Par Dominique Gentil, AFC

par Dominique Gentil La Lettre AFC n°282

Je me souviens de cette arrivée, à l’AFC, avec ton side Guzzi jaune soleil, alors que Montmartre était prise dans une violente bourrasque de neige. Image que Jean-Noël Ferragut a immortalisée. Image de cinéma.

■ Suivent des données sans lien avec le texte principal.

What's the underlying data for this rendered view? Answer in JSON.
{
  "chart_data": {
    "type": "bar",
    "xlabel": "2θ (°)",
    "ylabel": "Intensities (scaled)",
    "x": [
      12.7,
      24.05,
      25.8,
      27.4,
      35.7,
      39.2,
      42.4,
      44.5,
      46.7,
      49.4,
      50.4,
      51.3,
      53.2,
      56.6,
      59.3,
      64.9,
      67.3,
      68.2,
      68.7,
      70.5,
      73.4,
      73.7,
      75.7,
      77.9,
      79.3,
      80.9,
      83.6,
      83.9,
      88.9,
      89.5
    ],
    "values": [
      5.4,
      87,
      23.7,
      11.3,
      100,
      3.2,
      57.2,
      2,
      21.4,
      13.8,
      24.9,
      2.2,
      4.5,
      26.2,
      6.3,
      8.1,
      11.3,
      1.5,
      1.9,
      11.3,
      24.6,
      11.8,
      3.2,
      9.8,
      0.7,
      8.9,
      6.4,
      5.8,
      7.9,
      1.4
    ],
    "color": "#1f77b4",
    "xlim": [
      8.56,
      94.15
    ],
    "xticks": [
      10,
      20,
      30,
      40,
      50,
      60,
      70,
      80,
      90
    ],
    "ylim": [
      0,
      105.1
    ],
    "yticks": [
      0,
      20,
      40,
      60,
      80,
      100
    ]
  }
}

Lors de nos échanges, tu n’étais jamais dans le lieu commun, tu savais voir l’originalité, tu adoptais un point de vue qui stimulait nos réflexions, tu savais trouver l’autre angle, celui qui en disait plus. Comme placer une caméra, au bon endroit, pour réussir un plan, tu savais, par tes propositions et ton approche, rendre nos échanges plus riches.
Nos rencontres laissaient une marque, ouvraient une voie inexplorée, qui pouvait être insolite, voire cocasse. Nous t’écoutions.
Et pour ne pas rater le rendez-vous de 16h30, ton rendez-vous du bonheur, tu nous quittais. Tu savais dire que tu étais un père heureux et que, cela aussi, c’était ta vie.
Matthieu, tu es de ceux à qui l’on aurait aimé ressembler.